Eine verrückte arktische Achterbahnfahrt der Gefühle

Inhaltsverzeichnis:

Wachstum: Auf Achse in der Hauptstadt Nuuk

Die Fahne von Grönland
Grönlands Nationalflagge


Wachstum: Auf Achse in der Hauptstadt Nuuk


Ich habe einen Bekannten in Nuuk, die weltweit nördlichste Hauptstadt, der mich freundlich nach der Ankunft empfangen hatte. Unser erster Weg führte zum Somandshjemmene (auf Deutsch Seemann-Heim), ein christlich geführtes Hotel, das meine Unterkunft für eine Nacht war. Der Mitarbeiter begrüßte mich freundlich auf Deutsch. Auf meiner Frage, woher er so gut das kann, antwortete er mir, dass er als Kind oft die Sesamstraße auf Deutsch gesehen hatte. Fand ich originell und süß.
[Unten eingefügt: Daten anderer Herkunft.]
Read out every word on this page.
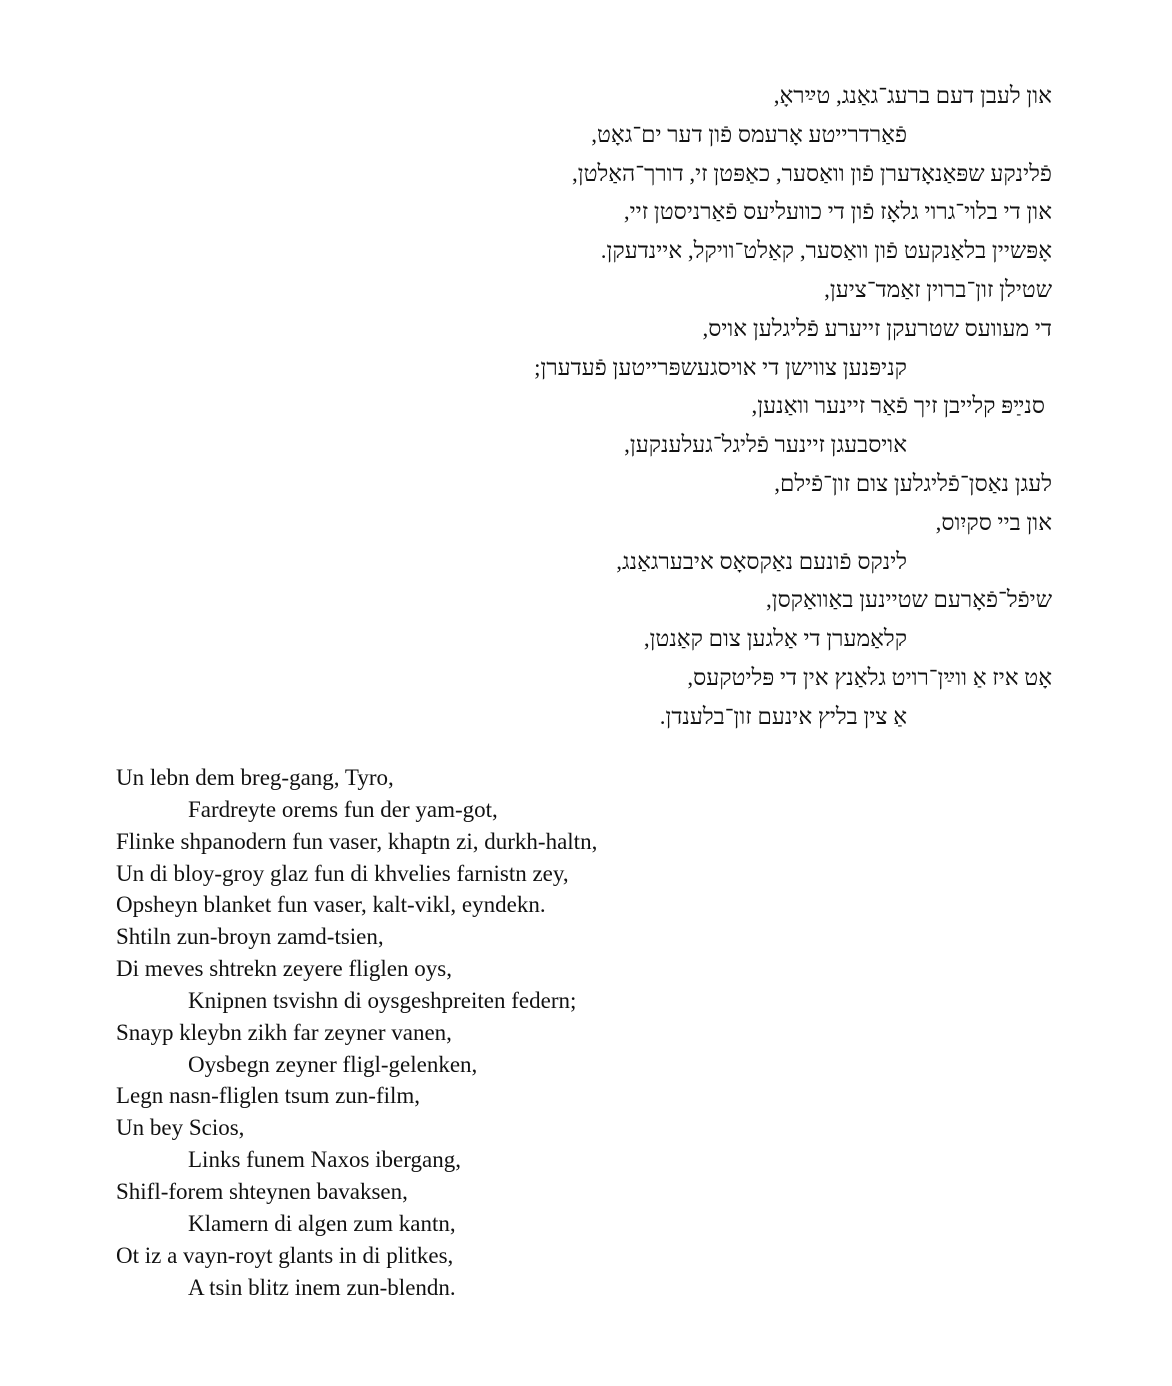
און לעבן דעם ברעג־גאַנג, טײַראָ,
פֿאַרדרייטע אָרעמס פֿון דער ים־גאָט,
פֿלינקע שפּאַנאָדערן פֿון וואַסער, כאַפּטן זי, דורך־האַלטן,
און די בלוי־גרוי גלאָז פֿון די כוועליעס פֿאַרניסטן זיי,
אָפּשיין בלאַנקעט פֿון וואַסער, קאַלט־וויקל, איינדעקן.
שטילן זון־ברוין זאַמד־ציען,
די מעוועס שטרעקן זייערע פֿליגלען אויס,
קניפּנען צווישן די אויסגעשפּרייטען פֿעדערן;
סנײַפּ קלייבן זיך פֿאַר זיינער וואַנען,
אויסבעגן זיינער פֿליגל־געלענקען,
לעגן נאַסן־פֿליגלען צום זון־פֿילם,
און ביי סקיִוס,
לינקס פֿונעם נאַקסאָס איבערגאַנג,
שיפֿל־פֿאָרעם שטיינען באַוואַקסן,
קלאַמערן די אַלגען צום קאַנטן,
אָט איז אַ ווײַן־רויט גלאַנץ אין די פּליטקעס,
אַ צין בליץ אינעם זון־בלענדן.
Un lebn dem breg-gang, Tyro,
Fardreyte orems fun der yam-got,
Flinke shpanodern fun vaser, khaptn zi, durkh-haltn,
Un di bloy-groy glaz fun di khvelies farnistn zey,
Opsheyn blanket fun vaser, kalt-vikl, eyndekn.
Shtiln zun-broyn zamd-tsien,
Di meves shtrekn zeyere fliglen oys,
Knipnen tsvishn di oysgeshpreiten federn;
Snayp kleybn zikh far zeyner vanen,
Oysbegn zeyner fligl-gelenken,
Legn nasn-fliglen tsum zun-film,
Un bey Scios,
Links funem Naxos ibergang,
Shifl-forem shteynen bavaksen,
Klamern di algen zum kantn,
Ot iz a vayn-royt glants in di plitkes,
A tsin blitz inem zun-blendn.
Wir hatten Schneeregen, der die Hoffnung auf eine gemeinsame Wanderung oder Bootsfahrt zunichtemachte. Es blieb uns nur, die Stadt zu erkunden. Der erste Halt war am Friedhof. Es war schwer vorzustellen, wie ein Grab im Winter ausgehoben wird:

Der Friedhof von Nuuk
Der Friedhof von Nuuk

Danach fuhren wir in das Zentrum von Nuuk, dem alten Hafen:

Der alte Hafen von Nuuk
Der alte Hafen von Nuuk

Dort hatte der örtliche Kajak-Verein bereits Winterpause:

Kajaks im Tiefschlaf, Nuuk
Kajaks im Tiefschlaf, Nuuk

und natürlich gehört die „Mutter des Meeres“ Granitskulptur direkt ans Meer, damit Mensch und Tiere zueinander finden. Sie ragt bei Ebbe aus dem Wasser, und ist bei Flut völlig bedeckt:

'Mutter des Meeres' Granitskulptur, Nuuk
'Mutter des Meeres' Granitskulptur, Nuuk

Sie vereint ein Mythos mit Vergangenheit und Zukunft. Das letzte passt zu Nuuk. Es hat sich einiges geändert seit meinem letzten Aufenthalt dort. Die größte Steigerung: Die Stadt hat mittlerweile drei Ampeln, eine 300 % Steigerung gegenüber meinem ersten Aufenthalt vor dreizehn Jahren. Zum Vergleich: Das Bruttojahresregister von Deutschland steigerte sich nur um 36 Prozent in dieser Zeit. Aber nicht nur das, immer mehr Menschen ziehen aus den kleinen Ortschaften in die Stadt, die Einwohnerzahl wächst stetig. Man rechnet in naher Zukunft mit 30 000 Einwohner, derzeit sind es 18 000 Einwohner. Die hässlichen Wohnblocks aus den 1960er-Jahren im Plattenbaustil sind bald Geschichte. Sie werden/wurden abgerissen oder renoviert. Damals wollte die Regierung von Dänemark die Inuit zu einem moderneren Lebensstil zwingen, und siedelte Jäger um, die in Fabriken arbeiten mussten. Das führte zu einem großen Alkohol-Problem. Bei meinem ersten Aufenthalt in Nuuk sah ich auf der Straße viele Betrunkene, das ist zum Glück Historie. Heute boomt die Stadt, vielleicht in einem etwas zu schnellem Tempo.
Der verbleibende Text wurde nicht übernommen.